Angela was silent for a few moments, then she shook her head.
“That’s really nasty,” she said. “The SS probably killed more people—mainly innocent people who couldn’t fight back, in the concentration camps and elsewhere—than any other single unit of the Nazi armed forces. And they were heavily involved with Die Glocke as well. One thing I didn’t tell you was that when the Bell and the equipment were taken out of the Wenceslas Mine, it was a special SS Evacuation Kommando that handled the operation.”

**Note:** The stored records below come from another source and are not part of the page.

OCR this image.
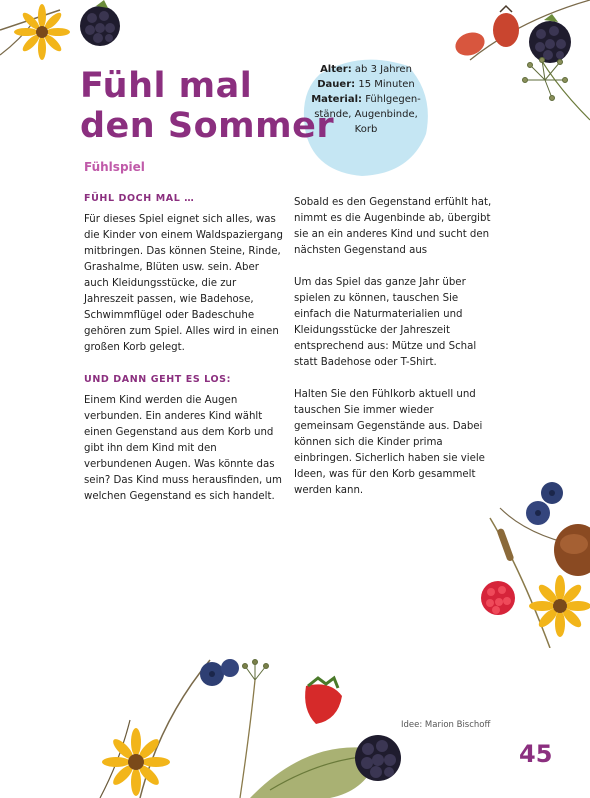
Fühl mal
den Sommer
Fühlspiel
Alter: ab 3 Jahren
Dauer: 15 Minuten
Material: Fühlgegen-
stände, Augenbinde,
Korb
FÜHL DOCH MAL …

Für dieses Spiel eignet sich alles, was die Kinder von einem Waldspaziergang mitbringen. Das können Steine, Rinde, Grashalme, Blüten usw. sein. Aber auch Kleidungsstücke, die zur Jahreszeit passen, wie Badehose, Schwimmflügel oder Badeschuhe gehören zum Spiel. Alles wird in einen großen Korb gelegt.

UND DANN GEHT ES LOS:

Einem Kind werden die Augen verbunden. Ein anderes Kind wählt einen Gegenstand aus dem Korb und gibt ihn dem Kind mit den verbundenen Augen. Was könnte das sein? Das Kind muss herausfinden, um welchen Gegenstand es sich handelt.

Sobald es den Gegenstand erfühlt hat, nimmt es die Augenbinde ab, übergibt sie an ein anderes Kind und sucht den nächsten Gegenstand aus

Um das Spiel das ganze Jahr über spielen zu können, tauschen Sie einfach die Naturmaterialien und Kleidungsstücke der Jahreszeit entsprechend aus: Mütze und Schal statt Badehose oder T-Shirt.

Halten Sie den Fühlkorb aktuell und tauschen Sie immer wieder gemeinsam Gegenstände aus. Dabei können sich die Kinder prima einbringen. Sicherlich haben sie viele Ideen, was für den Korb gesammelt werden kann.

Idee: Marion Bischoff
45
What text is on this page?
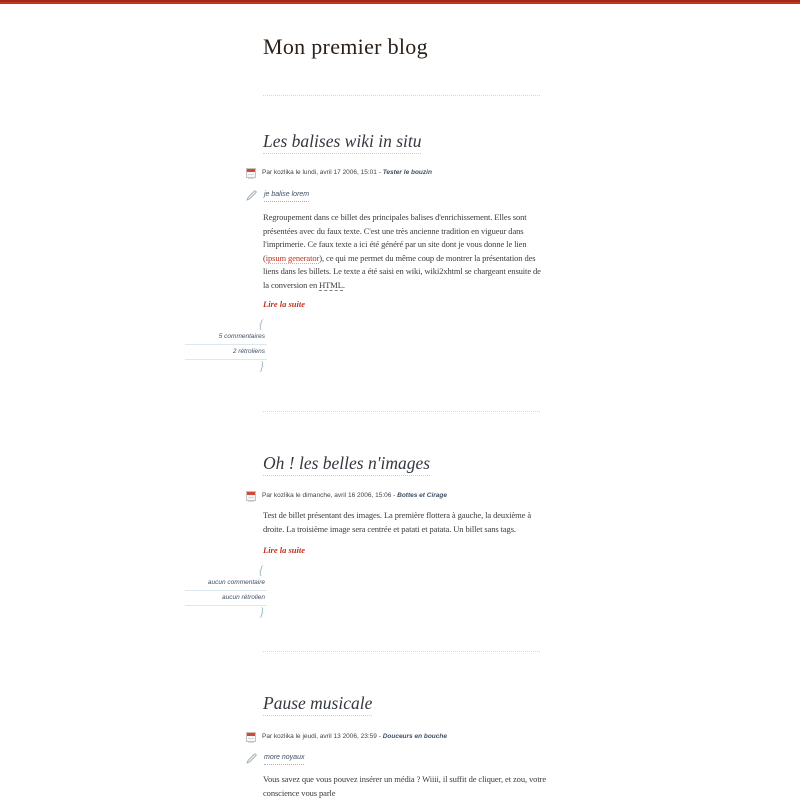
Mon premier blog
Les balises wiki in situ
Par kozlika le lundi, avril 17 2006, 15:01 - Tester le bouzin
je balise lorem

Regroupement dans ce billet des principales balises d'enrichissement. Elles sont présentées avec du faux texte. C'est une très ancienne tradition en vigueur dans l'imprimerie. Ce faux texte a ici été généré par un site dont je vous donne le lien (ipsum generator), ce qui me permet du même coup de montrer la présentation des liens dans les billets. Le texte a été saisi en wiki, wiki2xhtml se chargeant ensuite de la conversion en HTML.

Lire la suite

{
5 commentaires
2 rétroliens
}
Oh ! les belles n'images
Par kozlika le dimanche, avril 16 2006, 15:06 - Bottes et Cirage

Test de billet présentant des images. La première flottera à gauche, la deuxième à droite. La troisième image sera centrée et patati et patata. Un billet sans tags.

Lire la suite

{
aucun commentaire
aucun rétrolien
}
Pause musicale
Par kozlika le jeudi, avril 13 2006, 23:59 - Douceurs en bouche
more noyaux

Vous savez que vous pouvez insérer un média ? Wiiii, il suffit de cliquer, et zou, votre conscience vous parle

“I’ve never heard of a unit like that.”
“You won’t have done,” Angela replied, “because as far as I’ve been able to find out, it was the only one ever created. These SS men went into the mine, removed Die Glocke itself and all the documentation, and selected which scientists should accompany the device on its journey out of Germany. The rest of the scientists and technicians w
ere executed on the spot.”
Bronson nodded grimly. “I guess that’s what you’d expect of the SS—doing what they did best and keeping up their tradition of slaughtering the innocents.”
“That’s one way of putting it.”
“So you’re sure that everything to do with Die Glocke was removed from the mine? In that case, why are we going there? What do you hope to find?”
“I don’t know, but that place is the only firm lead we have. Everything else I’ve told you has just been culled from recovered documents and the recollections of the very few survivors of that period of the war who were vaguely aware of what was going on. That mine was the last location where the device was known to be operating, and I suppose I’m hoping we might find something there that other people have missed.”
Bronson looked at her for a second or two, then turned his attention back to the road.
“According to the satnav,” he said, “we’ll reach the Polish border in a few minutes, and I suppose we’ll find out fairly soon. Did you discover anything else about this blasted Bell?”
“Only one thing, but it is quite significant,” Angela replied. “All Nazi projects and operations were given code names, as we’ve already discussed, but they were also allocated priorities that reflected their importance, and that priority determined what resources they could command, and how quickly requests for additional men or equipment would be processed. From the very start, both Projekt Thor and the later twin projects of Chronos and Laternenträger were allocated the priority classification Kriegsentscheidend. That meant ‘decisive for the outcome of the war.’ It was the highest possible classification in the entire Nazi system. Guess how many other German Wunderwaffen projects shared that same classification?”